The second is advances in computer science, called bioinformatics. “When you have millions and billions of data points,” Diehn said, “you have to think: How do you interpret that?”
It is not necessary to find an actual cancer cell. Rather, scientists are looking for signs called “biomarkers.” The most common biomarker is called methylation, a sign that the DNA has been altered. They can also look for specific mutations or signs of extra or missing chromosomes, called aneuploidy. Or they could be looking for ominous proteins. New research from UC Santa Cruz biomolecular engineer Daniel Kim shows that certain types of RNA could also be indicative of cancer.
Detecting signs of cancer with a blood test is just a first step. Ideally, the genetic analysis would also reveal the carcinogenic organ.
Although an estimated 20 companies and academic labs are working on this new form of cancer detection, two companies have attracted attention because they have raised huge sums of money and are the scientific heavyweights doing research or sitting on their advisory boards.

Leading the way is biotech GRAIL, headquartered in Menlo Park, which is already offering its $949 prescription test to people over age 50 and others at increased risk of cancer. Its technology was developed by Dr. Richard Klausner, former director of the National Cancer Institute.

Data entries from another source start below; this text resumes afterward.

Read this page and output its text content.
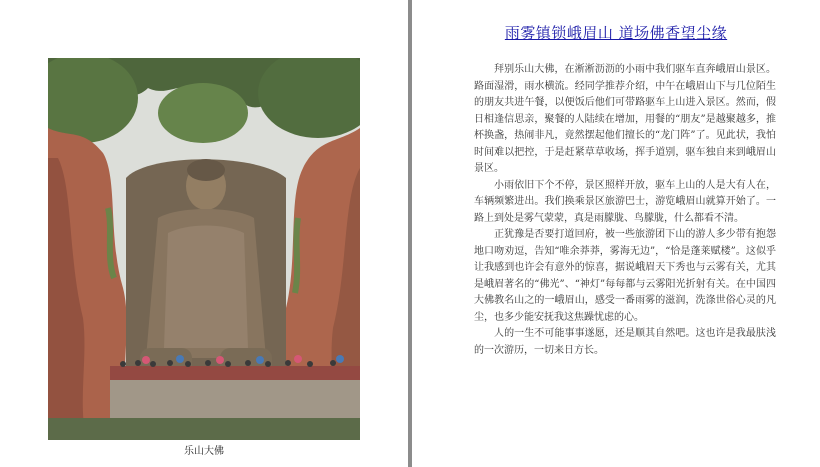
乐山大佛
雨雾镇锁峨眉山 道场佛香望尘缘

拜别乐山大佛，在淅淅沥沥的小雨中我们驱车直奔峨眉山景区。路面湿滑，雨水横流。经同学推荐介绍，中午在峨眉山下与几位陌生的朋友共进午餐，以便饭后他们可带路驱车上山进入景区。然而，假日相逢信思亲，聚餐的人陆续在增加，用餐的“朋友”是越聚越多，推杯换盏，热闹非凡，竟然摆起他们擅长的“龙门阵”了。见此状，我怕时间难以把控，于是赶紧草草收场，挥手道别，驱车独自来到峨眉山景区。

小雨依旧下个不停，景区照样开放，驱车上山的人是大有人在，车辆频繁进出。我们换乘景区旅游巴士，游览峨眉山就算开始了。一路上到处是雾气蒙蒙，真是雨朦胧、鸟朦胧，什么都看不清。

正犹豫是否要打道回府，被一些旅游团下山的游人多少带有抱怨地口吻劝逗，告知“唯余莽莽，雾海无边”，“恰是蓬莱赋楼”。这似乎让我感到也许会有意外的惊喜，据说峨眉天下秀也与云雾有关，尤其是峨眉著名的“佛光”、“神灯”每每都与云雾阳光折射有关。在中国四大佛教名山之的一峨眉山，感受一番雨雾的滋润，洗涤世俗心灵的凡尘，也多少能安抚我这焦躁忧虑的心。

人的一生不可能事事遂愿，还是顺其自然吧。这也许是我最肤浅的一次游历，一切来日方长。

A Wisconsin-based company called Exact Sciences is completing development of a test that looks for not one, but four different biomarkers. Its liver cancer detection tool, developed by an elite team of scientists at Johns Hopkins Medical Center, has already received federal status as a “breakthrough device” and received an expedited review process.

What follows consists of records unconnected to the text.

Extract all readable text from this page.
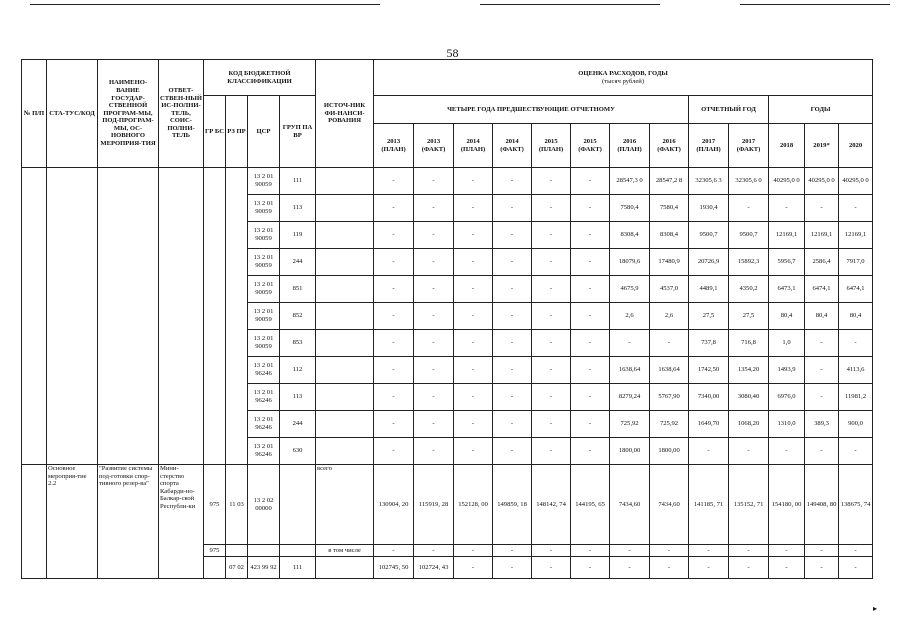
58
№ П/П	СТА-ТУС/КОД	НАИМЕНО-ВАНИЕ ГОСУДАР-СТВЕННОЙ ПРОГРАМ-МЫ, ПОД-ПРОГРАМ-МЫ, ОС-НОВНОГО МЕРОПРИЯ-ТИЯ	ОТВЕТ-СТВЕН-НЫЙ ИС-ПОЛНИ-ТЕЛЬ, СОИС-ПОЛНИ-ТЕЛЬ	КОД БЮДЖЕТНОЙ КЛАССИФИКАЦИИ				ИСТОЧ-НИК ФИ-НАНСИ-РОВАНИЯ	ОЦЕНКА РАСХОДОВ, ГОДЫ
(тысяч рублей)												
				ГР БС	РЗ ПР	ЦСР	ГРУП ПА ВР		ЧЕТЫРЕ ГОДА ПРЕДШЕСТВУЮЩИЕ ОТЧЕТНОМУ								ОТЧЕТНЫЙ ГОД		ГОДЫ		
									2013 (ПЛАН)	2013 (ФАКТ)	2014 (ПЛАН)	2014 (ФАКТ)	2015 (ПЛАН)	2015 (ФАКТ)	2016 (ПЛАН)	2016 (ФАКТ)	2017 (ПЛАН)	2017 (ФАКТ)	2018	2019*	2020
						13 2 01 90059	111		-	-	-	-	-	-	28547,3 0	28547,2 8	32305,6 3	32305,6 0	40295,0 0	40295,0 0	40295,0 0
						13 2 01 90059	113		-	-	-	-	-	-	7580,4	7580,4	1930,4	-	-	-	-
						13 2 01 90059	119		-	-	-	-	-	-	8308,4	8308,4	9500,7	9500,7	12169,1	12169,1	12169,1
						13 2 01 90059	244		-	-	-	-	-	-	18079,6	17480,9	20726,9	15892,3	5956,7	2586,4	7917,0
						13 2 01 90059	851		-	-	-	-	-	-	4675,9	4537,0	4489,1	4350,2	6473,1	6474,1	6474,1
						13 2 01 90059	852		-	-	-	-	-	-	2,6	2,6	27,5	27,5	80,4	80,4	80,4
						13 2 01 90059	853		-	-	-	-	-	-	-	-	737,8	716,8	1,0	-	-
						13 2 01 96246	112		-	-	-	-	-	-	1638,64	1638,64	1742,50	1354,20	1493,9	-	4113,6
						13 2 01 96246	113		-	-	-	-	-	-	8279,24	5767,90	7340,00	3080,40	6976,0	-	11981,2
						13 2 01 96246	244		-	-	-	-	-	-	725,92	725,92	1649,70	1068,20	1310,0	389,3	900,0
						13 2 01 96246	630		-	-	-	-	-	-	1800,00	1800,00	-	-	-	-	-
	Основное мероприя-тие 2.2	"Развитие системы под-готовки спор-тивного резер-ва"	Мини-стерство спорта Кабарди-но-Балкар-ской Республи-ки	975	11 03	13 2 02 00000		всего	130904, 20	115919, 28	152128, 00	149859, 18	148142, 74	144195, 65	7434,60	7434,60	141185, 71	135152, 71	154180, 00	149408, 80	138675, 74
				975				в том числе	-	-	-	-	-	-	-	-	-	-	-	-	-
					07 02	423 99 92	111		102745, 50	102724, 43	-	-	-	-	-	-	-	-	-	-	-
▸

Liquid biopsies are already being used to guide treatment for people with confirmed cancer. They help monitor the spread of cancer to other parts of the body; identify the genetic changes or mutations of a tumor; determine which drug treatments are most appropriate for particular patients; and show if treatments are working.
However, the use of the test for cancer screening faces ethical, practical and economic challenges. That’s because the test hasn’t yet been proven to improve patient outcomes. Experts fear some people could be told they have a “cancer signal” – prompting fear and further testing – only to be later told it was a false positive.
“The problem is that you can overstate things that never affect the person’s health,” said Kathryn Phillips, professor of health economics and health research at UC San Francisco. “Often it has an impact on the quality of life.”
Given these concerns, the tests haven’t yet passed the decision-makers who set payment policies for Medicare and other insurers.
According to an analysis by H. Gilbert Welch of Brigham and Women’s Hospital in Boston, if offered to the country’s 60 million Medicare beneficiaries annually, the tests would cost about $60 billion a year. That would mean a 7% increase in Medicare spending, which would be passed on to taxpayers in the form of higher premiums.
“We have to be good stewards of those dollars and not immediately give the green light to authorize these tests that could bankrupt Medicare,” Alizadeh said. “The tools need to be sharper and the results more tangible so we can bring them to hundreds of millions of Americans.”